Archbishop Vincent Nichols  © not advert
Warning: The Most Revd Vincent Nichols at his installation last month PA

MARKET forces, and society’s em­phasis on objectives and attainment, could pollute schools if they were allowed to take hold, the new Archbishop of Westminster, the Most Revd Vincent Nichols, has warned.

Schools should be places where the “civic virtues” of trust, respect, honesty, and concern for each other and for the common good were generated, he said in a lecture given at Heythrop College on Saturday. “A good school will be able to show not just how it generates such civic virtue, but also give an account of why it tries to do so.”

Catholic education was truly open to all that genuinely served the hu­man good, he told his audience. Devel­opment of the person, pupils, and staff took precedence over every­thing else, and was “more important than the success of the school, the demands of political pressure, and the requirements of the economy”.

The Archbishop criticised society for applying “the efficiency test” to almost all social and economic activities. “Everything is broken down to clear objectives and attainment, and each is given its price. Once this really takes hold, then education has truly entered the marketplace, and its entire ecological system is threatened with pollution,” he said. Market forces reduced people to “nothing more than consumers and suppliers”.

Voluntary and faith-based groups, the family, and the school, were the generators of civic virtues, he said.

Archbishop Nichols’s remarks coin­cided with questions about some of the provisions of the proposed Equality Bill as it affects education (see this week's story here). A letter published in The Times on 2 June, signed by mem­bers of “nine religious traditions”, complains that the Bill currently con­tains “two forms of discrimination”.

The first, it says, is the right of state-funded faith schools to reject applications from those of other religions; and the second is the right of voluntary-aided schools to reject qualified staff from other denomina­tions. The signatories write: “We question what sort of faith requires other schools to discriminate against children and teachers. . . Creating educational ghettos smacks of weak faith and is a poor recipe for social harmony.”

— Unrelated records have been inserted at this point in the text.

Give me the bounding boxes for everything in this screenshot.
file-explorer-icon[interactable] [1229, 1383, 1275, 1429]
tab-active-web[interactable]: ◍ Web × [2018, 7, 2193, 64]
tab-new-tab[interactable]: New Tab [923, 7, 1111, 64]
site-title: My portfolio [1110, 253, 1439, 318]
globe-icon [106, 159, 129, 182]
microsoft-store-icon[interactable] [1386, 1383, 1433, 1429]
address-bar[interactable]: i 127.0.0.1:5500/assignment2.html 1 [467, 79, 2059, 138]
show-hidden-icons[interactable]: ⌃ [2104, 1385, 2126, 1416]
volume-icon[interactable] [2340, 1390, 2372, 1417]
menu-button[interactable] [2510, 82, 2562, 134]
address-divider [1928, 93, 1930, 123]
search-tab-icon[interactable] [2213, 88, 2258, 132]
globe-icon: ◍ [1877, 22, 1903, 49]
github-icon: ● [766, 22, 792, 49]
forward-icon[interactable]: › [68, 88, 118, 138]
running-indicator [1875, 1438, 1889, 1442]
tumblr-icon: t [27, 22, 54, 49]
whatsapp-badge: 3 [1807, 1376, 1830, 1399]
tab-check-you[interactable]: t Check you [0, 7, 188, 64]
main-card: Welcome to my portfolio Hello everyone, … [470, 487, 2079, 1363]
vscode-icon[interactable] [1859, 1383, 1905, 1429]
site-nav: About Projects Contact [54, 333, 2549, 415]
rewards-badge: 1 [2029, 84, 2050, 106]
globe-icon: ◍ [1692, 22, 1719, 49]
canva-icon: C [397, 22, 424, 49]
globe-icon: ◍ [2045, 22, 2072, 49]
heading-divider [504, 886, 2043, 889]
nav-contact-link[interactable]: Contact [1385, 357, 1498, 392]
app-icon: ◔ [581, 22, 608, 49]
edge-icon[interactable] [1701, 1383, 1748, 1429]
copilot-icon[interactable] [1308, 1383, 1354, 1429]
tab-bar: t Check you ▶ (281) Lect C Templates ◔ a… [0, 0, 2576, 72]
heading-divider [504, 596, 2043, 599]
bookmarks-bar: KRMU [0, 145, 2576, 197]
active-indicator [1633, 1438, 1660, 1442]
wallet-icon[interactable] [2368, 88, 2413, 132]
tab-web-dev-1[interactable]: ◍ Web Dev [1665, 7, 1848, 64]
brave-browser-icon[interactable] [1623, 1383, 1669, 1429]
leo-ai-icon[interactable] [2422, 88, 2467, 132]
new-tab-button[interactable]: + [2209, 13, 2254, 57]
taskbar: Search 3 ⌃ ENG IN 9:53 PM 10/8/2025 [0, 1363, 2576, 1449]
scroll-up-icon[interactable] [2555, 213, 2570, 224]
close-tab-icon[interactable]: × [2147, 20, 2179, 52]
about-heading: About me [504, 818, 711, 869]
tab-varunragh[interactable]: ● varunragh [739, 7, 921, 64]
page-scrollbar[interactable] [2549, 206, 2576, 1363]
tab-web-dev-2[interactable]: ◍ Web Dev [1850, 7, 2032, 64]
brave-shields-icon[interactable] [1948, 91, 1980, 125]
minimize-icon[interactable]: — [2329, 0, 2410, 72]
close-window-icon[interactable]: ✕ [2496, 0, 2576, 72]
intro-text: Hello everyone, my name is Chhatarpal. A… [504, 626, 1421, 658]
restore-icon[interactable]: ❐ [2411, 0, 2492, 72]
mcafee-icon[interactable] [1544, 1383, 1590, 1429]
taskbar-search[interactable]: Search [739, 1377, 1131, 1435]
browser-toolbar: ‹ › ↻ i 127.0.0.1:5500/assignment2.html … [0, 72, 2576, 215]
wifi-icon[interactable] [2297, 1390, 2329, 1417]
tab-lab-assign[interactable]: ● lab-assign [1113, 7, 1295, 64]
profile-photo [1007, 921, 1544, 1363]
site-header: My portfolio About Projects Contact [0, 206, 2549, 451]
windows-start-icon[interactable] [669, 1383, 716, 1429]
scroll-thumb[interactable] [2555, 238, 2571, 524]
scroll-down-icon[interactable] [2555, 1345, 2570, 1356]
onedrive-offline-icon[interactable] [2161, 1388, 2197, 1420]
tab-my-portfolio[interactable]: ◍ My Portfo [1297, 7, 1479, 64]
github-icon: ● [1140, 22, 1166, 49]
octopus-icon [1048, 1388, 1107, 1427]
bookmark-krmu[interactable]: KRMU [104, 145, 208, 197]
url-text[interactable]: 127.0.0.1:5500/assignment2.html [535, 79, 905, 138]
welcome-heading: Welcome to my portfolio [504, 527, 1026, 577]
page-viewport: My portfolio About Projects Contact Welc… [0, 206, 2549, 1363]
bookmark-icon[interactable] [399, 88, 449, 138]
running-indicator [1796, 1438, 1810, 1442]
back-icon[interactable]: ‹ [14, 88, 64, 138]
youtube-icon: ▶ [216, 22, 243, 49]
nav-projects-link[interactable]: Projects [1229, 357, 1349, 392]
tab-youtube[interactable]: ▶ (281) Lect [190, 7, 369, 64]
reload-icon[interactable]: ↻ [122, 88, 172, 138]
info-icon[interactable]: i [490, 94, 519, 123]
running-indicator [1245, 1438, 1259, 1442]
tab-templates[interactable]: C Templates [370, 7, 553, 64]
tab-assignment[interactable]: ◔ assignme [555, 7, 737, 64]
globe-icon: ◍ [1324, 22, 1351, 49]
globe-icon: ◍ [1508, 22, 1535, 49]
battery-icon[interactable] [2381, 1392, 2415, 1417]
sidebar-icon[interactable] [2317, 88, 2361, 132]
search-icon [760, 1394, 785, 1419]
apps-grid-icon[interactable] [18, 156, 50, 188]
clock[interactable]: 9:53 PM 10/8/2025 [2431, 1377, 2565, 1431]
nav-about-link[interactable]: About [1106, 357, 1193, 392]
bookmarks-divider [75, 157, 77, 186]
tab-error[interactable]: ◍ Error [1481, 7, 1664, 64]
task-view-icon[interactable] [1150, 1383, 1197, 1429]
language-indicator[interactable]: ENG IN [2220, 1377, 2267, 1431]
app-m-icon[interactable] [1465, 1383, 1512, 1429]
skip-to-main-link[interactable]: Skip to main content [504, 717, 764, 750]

The letter brought a strong rebut­tal from the C of E’s chief education officer, the Revd Jan Ainsworth. The signatories’ proposals to “strip faith schools of the right to use any faith-based admissions criteria would dilute a key ingredient that can help to make these schools distinctive, popular and successful”, she said.

A poll commissioned by the Accord coalition, which seeks to pro­mote “inclusive” schools, was pub­lished on Monday. It found that 57 per cent of respondents agreed that state-funded faith schools undermined com­munity cohesion. A further 72 per cent thought that “all state-funded schools should operate re­cruit­ment and employment policies that do not discriminate on grounds of religion or belief.”